This book is to be neither an accusation nor a confession, and least of all an adventure, for death is not an adventure to those who stand face to face with it. It will try simply to tell of a generation of men who, even though they may have escaped shells, were destroyed by the war.

This passage is the epigraph to the novel, telling the reader what the book is intended to be and mapping out some of its basic stylistic and thematic ground. The statement that the book is not “an adventure” separates it from most war novels in that it will dispense with elements of romance and excitement in favor of a stark, unsentimental presentation. The clarification that “death is not an adventure to those who stand face to face with it” suggests that books that tell stories of war as though they were exciting adventures do not do justice to the actual experience of soldiers. Death may be an adventure to the reader, sitting comfortably at home, but it is anything but that to the soldier who is actually confronted with the possibility of being blown to pieces at any moment. The epigraph also declares that the book will be the story of an entire generation, one “destroyed by the war” even if not actually killed off by it. The epigraph thus opens the novel’s exploration of the effect of the war on those who fought it; war is a transforming force that not only injures and traumatizes but also annihilates selfhood.

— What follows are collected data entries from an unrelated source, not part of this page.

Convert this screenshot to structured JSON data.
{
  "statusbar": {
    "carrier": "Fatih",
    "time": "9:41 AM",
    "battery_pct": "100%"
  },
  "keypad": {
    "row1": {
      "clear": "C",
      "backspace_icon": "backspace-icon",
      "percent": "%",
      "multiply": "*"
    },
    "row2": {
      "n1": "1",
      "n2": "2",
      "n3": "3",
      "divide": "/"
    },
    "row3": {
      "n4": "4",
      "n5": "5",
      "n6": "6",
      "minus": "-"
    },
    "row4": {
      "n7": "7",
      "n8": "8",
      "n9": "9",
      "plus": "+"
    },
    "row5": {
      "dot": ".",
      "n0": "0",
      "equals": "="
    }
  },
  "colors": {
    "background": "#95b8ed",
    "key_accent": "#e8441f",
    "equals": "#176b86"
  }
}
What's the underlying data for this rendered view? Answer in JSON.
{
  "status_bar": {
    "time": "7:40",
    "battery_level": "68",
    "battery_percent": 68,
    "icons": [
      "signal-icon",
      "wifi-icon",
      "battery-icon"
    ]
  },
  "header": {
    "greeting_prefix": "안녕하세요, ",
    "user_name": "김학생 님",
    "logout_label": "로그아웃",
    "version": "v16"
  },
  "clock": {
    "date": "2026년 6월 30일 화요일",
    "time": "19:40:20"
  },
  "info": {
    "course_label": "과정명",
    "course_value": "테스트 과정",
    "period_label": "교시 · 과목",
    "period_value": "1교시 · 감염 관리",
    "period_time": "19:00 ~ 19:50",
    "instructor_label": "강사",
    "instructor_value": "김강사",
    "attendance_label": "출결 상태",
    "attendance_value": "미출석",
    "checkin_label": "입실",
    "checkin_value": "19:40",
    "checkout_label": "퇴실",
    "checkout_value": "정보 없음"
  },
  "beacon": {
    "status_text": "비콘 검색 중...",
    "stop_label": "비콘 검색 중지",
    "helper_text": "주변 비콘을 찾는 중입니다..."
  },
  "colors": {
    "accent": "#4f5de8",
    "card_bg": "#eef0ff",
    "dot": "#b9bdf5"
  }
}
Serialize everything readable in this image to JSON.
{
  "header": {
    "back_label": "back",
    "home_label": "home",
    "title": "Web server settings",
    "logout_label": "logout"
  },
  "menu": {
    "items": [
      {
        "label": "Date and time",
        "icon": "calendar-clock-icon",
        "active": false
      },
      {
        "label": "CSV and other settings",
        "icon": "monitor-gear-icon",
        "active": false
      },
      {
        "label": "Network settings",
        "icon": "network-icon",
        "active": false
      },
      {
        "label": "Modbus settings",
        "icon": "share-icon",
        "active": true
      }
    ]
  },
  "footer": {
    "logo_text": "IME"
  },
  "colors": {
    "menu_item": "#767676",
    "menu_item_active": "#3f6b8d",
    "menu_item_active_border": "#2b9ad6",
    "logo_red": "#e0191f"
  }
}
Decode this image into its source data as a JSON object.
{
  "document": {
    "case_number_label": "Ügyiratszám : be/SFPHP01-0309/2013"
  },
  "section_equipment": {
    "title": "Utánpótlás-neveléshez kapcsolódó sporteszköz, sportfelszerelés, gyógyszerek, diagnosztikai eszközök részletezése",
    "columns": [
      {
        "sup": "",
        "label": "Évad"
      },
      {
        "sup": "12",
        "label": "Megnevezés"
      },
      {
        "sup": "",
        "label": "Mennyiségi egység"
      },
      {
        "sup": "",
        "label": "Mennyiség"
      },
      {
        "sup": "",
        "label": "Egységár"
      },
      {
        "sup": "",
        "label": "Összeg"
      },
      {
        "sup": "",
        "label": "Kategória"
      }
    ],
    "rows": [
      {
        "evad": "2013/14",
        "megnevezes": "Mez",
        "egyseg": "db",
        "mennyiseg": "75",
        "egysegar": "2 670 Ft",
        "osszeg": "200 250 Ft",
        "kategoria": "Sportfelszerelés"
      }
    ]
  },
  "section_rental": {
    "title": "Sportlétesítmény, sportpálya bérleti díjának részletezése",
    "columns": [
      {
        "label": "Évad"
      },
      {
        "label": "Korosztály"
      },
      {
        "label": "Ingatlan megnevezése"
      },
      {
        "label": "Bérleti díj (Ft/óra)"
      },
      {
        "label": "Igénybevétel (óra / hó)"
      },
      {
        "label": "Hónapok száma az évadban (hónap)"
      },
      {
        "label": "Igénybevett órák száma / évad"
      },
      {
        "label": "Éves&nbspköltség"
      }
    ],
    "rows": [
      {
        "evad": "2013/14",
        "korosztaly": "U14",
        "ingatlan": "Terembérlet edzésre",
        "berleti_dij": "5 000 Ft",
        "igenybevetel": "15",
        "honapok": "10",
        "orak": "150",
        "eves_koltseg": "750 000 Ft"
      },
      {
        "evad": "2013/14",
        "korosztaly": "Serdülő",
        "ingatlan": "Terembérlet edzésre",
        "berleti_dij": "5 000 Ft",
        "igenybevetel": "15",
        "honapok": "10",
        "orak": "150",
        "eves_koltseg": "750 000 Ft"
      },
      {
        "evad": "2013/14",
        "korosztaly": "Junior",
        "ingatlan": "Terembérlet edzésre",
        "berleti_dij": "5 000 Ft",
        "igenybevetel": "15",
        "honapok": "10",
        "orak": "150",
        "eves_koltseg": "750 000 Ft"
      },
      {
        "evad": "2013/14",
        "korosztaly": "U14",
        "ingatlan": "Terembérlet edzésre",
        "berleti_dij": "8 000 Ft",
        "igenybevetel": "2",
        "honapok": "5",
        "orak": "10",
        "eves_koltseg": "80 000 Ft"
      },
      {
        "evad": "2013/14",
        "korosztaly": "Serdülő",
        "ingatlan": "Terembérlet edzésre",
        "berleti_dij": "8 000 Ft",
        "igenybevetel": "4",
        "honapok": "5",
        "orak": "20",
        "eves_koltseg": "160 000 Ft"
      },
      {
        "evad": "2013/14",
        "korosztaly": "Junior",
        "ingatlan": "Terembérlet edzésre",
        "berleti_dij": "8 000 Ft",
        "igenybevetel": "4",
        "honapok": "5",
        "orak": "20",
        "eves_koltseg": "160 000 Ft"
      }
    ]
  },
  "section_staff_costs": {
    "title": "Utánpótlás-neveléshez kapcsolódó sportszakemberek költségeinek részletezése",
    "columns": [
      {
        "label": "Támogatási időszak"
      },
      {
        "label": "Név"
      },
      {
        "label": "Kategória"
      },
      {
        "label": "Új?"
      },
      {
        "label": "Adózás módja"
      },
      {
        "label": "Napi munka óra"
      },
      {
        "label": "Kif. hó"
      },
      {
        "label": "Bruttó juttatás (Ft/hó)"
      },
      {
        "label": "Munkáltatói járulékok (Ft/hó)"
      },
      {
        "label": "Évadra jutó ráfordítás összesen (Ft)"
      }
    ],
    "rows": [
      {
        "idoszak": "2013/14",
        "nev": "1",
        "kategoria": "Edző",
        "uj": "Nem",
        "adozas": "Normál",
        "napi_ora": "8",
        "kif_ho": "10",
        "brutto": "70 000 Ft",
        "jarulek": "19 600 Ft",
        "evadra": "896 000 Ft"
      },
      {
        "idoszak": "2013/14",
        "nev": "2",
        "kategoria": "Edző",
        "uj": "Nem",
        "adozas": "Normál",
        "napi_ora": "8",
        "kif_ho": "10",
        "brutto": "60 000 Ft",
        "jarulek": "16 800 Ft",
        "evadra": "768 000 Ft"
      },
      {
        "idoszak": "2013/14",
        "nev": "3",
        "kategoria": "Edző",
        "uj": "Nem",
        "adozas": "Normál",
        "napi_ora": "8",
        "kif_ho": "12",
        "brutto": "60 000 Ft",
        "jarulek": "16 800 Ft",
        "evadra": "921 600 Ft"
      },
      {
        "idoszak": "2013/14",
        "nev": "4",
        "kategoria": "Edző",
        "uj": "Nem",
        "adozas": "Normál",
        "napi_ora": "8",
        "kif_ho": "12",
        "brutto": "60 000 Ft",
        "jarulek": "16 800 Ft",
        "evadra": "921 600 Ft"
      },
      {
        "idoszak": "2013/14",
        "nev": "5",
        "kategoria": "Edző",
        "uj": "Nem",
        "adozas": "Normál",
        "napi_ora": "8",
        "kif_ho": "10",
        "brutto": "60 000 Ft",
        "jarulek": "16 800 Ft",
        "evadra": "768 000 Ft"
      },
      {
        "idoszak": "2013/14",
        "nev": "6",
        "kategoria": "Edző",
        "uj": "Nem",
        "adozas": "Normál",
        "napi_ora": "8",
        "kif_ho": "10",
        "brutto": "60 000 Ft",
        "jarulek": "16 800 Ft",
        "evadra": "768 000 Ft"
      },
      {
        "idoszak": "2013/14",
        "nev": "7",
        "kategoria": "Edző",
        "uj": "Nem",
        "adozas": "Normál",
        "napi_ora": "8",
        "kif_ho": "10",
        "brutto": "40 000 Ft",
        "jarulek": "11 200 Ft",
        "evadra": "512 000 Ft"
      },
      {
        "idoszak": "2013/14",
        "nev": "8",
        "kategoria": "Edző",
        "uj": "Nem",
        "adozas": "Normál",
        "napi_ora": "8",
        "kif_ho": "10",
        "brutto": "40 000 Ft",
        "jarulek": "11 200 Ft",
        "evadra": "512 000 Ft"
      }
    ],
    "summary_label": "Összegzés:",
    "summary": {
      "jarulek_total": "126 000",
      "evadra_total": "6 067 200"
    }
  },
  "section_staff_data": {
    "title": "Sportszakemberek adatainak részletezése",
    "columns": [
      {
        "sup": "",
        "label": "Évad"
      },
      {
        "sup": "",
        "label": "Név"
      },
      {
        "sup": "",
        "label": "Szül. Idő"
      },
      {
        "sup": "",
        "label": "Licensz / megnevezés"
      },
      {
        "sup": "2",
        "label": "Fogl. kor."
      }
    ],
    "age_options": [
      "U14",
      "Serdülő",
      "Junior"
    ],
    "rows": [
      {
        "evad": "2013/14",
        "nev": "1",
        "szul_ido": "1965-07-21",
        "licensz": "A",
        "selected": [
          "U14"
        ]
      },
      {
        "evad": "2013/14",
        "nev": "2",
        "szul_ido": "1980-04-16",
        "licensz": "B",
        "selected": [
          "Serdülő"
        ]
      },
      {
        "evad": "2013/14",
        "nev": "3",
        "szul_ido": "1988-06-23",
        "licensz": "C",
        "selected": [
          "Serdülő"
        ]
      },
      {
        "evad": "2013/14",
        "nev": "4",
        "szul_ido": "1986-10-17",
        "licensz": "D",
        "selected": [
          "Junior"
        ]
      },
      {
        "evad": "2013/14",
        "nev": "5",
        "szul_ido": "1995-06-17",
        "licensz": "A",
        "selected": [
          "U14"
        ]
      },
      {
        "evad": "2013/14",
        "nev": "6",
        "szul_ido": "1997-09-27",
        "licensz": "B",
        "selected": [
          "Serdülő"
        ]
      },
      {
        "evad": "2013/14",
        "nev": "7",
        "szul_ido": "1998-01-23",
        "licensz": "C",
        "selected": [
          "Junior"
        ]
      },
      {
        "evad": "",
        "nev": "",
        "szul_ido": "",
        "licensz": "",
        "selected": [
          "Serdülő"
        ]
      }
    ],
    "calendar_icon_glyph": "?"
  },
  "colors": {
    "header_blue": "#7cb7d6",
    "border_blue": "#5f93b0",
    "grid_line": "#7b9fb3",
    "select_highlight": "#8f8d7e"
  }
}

There is friction, however, between the claim that the book will attempt “simply” to depict this annihilation and the claim that the book is not an accusation. All Quiet on the Western Front certainly takes a strong critical position against the war and against nationalist and ignorant figures like Kantorek and Himmelstoss. Perhaps the meaning of the epigraph is that the book will let events speak for themselves since they have not been embellished for the sake of some political goal. Still, it is hard to see the one-dimensional Kantorek as anything other than the object of accusation. The friction between realism and antiwar fervor found in the epigraph parallels an aesthetic tension in the novel, as Remarque tries to reconcile his hatred of the war with a need to create realistic characters who are more than mere punching bags.